Appel à articles pour la Revue française de socio-économie :
La modernité des paysans


Le système alimentaire mondial connaît une double crise qui, bien que très prévisible, fut peu anticipée par les différents pouvoirs publics. Une crise de disponibilité et d'accessibilité d'abord. Une crise écologique ensuite. La première, fort médiatisée en 2008, a mis en évidence les limites des politiques appliquant les principes ricardiens à l'agriculture et prônant donc la délocalisation des productions d'aliments au gré d'avantages comparatifs réels ou postulés. La seconde, certes moins brutale dans ses manifestations mais tout aussi réelle, révèle, elle, les limites d'un modèle agroindustriel de production, caractérisé en particulier par la recherche d'économies du travail et son remplacement par d'autres facteurs de production, dont l'espace disponible ou demeurant à conquérir (modèle « latifundiaire »), et les intrants de synthèse (modèle « agrochimique »).

Un premier type de réponse à la crise de l'offre de denrées alimentaires consiste à aller plus loin encore dans les logiques agroindustrielles dominantes, comme le montrent ces stratégies de panique conduisant des entreprises et/ou des États à s'accaparer le foncier disponible (on parle alors de land grabbing ). Mais de telles stratégies ne peuvent répondre à l'autre crise, écologique, car elles continuent à s'appuyer sur une chimisation des pratiques agricoles, une artificialisation toujours plus forte des agroécosystèmes, et un rejet, pour cause d'archaïsme, des principes de l'agroécologie – principes d'abord applicables dans des exploitations assez intensives en travail.

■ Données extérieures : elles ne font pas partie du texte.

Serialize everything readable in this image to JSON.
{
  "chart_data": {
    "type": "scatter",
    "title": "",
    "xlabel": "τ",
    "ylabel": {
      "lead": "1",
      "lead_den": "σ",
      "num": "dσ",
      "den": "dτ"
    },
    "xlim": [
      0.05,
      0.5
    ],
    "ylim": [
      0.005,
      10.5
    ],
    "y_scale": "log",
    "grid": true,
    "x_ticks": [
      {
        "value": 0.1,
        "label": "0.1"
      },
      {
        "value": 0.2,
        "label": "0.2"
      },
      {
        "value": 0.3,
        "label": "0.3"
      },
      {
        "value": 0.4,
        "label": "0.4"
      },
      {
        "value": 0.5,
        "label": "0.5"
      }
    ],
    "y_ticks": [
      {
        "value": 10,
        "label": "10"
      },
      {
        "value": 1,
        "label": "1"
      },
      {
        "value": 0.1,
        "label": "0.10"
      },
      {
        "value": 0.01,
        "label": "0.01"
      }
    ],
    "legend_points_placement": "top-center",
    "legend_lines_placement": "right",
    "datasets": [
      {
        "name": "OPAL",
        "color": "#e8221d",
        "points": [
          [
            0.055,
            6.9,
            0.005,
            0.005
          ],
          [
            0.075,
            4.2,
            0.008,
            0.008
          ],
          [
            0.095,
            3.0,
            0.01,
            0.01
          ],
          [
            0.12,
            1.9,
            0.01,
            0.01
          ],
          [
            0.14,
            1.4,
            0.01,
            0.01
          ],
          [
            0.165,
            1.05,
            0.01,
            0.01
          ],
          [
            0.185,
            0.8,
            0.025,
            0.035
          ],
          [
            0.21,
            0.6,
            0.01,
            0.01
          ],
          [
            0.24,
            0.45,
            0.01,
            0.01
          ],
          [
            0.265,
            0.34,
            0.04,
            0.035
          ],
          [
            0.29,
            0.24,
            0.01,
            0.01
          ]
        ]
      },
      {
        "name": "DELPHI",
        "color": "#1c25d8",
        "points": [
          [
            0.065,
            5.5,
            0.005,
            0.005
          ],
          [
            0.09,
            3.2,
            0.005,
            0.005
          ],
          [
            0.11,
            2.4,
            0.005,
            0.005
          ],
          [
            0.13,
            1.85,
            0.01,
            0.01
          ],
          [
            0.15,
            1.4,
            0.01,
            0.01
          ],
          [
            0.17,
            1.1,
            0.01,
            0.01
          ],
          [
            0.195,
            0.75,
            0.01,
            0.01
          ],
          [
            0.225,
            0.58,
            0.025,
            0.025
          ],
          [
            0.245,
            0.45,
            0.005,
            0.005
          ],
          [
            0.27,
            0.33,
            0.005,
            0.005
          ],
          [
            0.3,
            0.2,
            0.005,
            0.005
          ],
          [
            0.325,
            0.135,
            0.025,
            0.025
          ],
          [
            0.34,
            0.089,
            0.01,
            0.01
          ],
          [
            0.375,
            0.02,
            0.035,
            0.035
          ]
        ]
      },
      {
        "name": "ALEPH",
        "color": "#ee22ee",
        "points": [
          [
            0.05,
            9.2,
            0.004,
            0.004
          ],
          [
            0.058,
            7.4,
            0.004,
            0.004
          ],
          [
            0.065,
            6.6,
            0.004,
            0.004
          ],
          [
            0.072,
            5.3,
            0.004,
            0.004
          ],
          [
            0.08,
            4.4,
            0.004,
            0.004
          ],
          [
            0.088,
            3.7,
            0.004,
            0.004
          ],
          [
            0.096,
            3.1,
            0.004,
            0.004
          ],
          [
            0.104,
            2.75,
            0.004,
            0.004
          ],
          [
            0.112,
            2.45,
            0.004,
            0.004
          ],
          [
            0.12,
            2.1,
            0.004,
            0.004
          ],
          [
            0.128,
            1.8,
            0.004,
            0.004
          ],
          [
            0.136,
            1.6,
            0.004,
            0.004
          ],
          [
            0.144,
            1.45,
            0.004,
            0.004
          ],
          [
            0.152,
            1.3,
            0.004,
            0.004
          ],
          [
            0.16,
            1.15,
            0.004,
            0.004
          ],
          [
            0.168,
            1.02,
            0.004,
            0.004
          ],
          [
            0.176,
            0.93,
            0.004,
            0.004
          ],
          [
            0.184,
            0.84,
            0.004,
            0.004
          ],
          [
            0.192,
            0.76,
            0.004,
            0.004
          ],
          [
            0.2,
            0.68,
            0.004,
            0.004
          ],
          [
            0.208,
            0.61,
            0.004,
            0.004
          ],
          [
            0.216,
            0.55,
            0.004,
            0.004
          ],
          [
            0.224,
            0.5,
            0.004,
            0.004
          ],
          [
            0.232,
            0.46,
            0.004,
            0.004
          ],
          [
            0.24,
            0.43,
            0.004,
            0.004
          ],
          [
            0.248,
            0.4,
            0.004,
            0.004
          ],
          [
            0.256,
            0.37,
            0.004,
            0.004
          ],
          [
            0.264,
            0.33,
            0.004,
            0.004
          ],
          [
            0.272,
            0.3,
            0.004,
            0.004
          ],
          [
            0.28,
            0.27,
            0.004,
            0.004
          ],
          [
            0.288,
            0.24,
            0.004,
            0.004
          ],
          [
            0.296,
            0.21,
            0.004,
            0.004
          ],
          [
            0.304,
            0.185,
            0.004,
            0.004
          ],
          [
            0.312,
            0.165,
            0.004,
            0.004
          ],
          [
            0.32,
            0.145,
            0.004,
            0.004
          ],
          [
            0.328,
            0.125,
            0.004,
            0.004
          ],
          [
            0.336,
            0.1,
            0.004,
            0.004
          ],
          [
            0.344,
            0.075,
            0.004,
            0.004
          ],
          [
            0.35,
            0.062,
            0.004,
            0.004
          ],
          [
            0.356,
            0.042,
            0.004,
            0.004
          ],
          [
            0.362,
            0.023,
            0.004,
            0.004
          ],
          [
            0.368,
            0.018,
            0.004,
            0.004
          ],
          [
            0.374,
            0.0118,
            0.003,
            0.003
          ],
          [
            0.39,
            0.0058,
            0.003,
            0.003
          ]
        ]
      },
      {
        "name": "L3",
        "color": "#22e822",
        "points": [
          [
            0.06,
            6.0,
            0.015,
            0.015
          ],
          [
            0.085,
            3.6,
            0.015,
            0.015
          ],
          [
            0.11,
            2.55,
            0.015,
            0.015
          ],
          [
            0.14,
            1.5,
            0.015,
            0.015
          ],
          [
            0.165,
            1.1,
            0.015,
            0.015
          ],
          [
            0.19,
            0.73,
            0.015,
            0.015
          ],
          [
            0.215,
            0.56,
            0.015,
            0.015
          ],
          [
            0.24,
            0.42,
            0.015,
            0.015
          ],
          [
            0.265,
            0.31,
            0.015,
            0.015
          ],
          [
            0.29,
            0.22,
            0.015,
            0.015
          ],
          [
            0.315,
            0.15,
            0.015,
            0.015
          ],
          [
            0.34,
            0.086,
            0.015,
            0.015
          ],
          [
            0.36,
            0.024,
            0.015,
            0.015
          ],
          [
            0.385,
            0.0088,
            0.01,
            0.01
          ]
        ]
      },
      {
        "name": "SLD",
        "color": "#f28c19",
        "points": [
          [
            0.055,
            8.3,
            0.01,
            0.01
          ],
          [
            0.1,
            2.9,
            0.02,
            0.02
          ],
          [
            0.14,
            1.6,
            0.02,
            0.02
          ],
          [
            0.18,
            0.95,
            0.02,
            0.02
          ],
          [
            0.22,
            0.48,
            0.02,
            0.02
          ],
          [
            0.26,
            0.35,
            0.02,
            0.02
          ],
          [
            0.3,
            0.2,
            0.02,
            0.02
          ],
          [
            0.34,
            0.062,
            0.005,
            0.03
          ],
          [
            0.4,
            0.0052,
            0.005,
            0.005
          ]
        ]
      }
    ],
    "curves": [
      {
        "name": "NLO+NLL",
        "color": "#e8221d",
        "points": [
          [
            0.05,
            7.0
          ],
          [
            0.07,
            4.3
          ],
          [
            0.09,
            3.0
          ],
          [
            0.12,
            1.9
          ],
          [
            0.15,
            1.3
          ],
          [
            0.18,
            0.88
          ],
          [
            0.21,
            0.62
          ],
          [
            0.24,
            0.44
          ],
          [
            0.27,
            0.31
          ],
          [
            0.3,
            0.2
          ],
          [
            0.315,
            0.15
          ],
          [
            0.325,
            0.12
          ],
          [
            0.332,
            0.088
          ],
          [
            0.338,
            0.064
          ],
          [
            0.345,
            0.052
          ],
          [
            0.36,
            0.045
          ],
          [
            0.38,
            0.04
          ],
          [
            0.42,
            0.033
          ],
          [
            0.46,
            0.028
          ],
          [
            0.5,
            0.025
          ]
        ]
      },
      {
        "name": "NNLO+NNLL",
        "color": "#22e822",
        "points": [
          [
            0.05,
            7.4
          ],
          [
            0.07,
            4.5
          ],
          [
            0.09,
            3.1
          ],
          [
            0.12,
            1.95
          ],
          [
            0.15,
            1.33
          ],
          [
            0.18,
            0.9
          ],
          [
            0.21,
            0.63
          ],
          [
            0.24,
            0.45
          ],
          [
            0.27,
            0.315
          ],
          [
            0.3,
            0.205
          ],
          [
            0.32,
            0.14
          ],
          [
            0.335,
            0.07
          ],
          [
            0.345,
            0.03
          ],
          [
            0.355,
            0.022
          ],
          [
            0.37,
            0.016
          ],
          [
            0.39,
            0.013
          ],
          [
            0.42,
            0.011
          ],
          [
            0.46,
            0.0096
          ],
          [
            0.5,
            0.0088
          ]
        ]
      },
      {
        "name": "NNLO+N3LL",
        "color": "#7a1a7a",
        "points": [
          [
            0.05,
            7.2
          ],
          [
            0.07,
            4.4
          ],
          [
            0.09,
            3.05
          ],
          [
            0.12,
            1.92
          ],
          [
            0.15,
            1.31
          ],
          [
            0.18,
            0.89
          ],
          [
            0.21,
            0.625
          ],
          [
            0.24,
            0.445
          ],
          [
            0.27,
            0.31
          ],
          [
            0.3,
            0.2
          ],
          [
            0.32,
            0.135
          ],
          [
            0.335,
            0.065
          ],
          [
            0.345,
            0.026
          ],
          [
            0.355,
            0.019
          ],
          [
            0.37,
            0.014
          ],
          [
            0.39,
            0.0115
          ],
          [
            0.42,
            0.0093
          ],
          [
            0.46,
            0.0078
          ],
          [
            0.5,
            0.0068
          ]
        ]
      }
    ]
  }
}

En outre, cette réponse ne peut que perpétuer les inefficacités économiques du modèle agroindustriel, la viabilité économique d'une grande exploitation « moderne » ne s'observant que sous certaines conditions bien particulières (coût faible du foncier sur les fronts pionniers, soutiens publics, intégration dans des filières pilotées par l'aval). De même, elle ne peut que renforcer les inéquités sociales, la spoliation et la paupérisation – à la campagne et à la ville, via l'exode rural – étant généralement les corollaires de la concentration foncière.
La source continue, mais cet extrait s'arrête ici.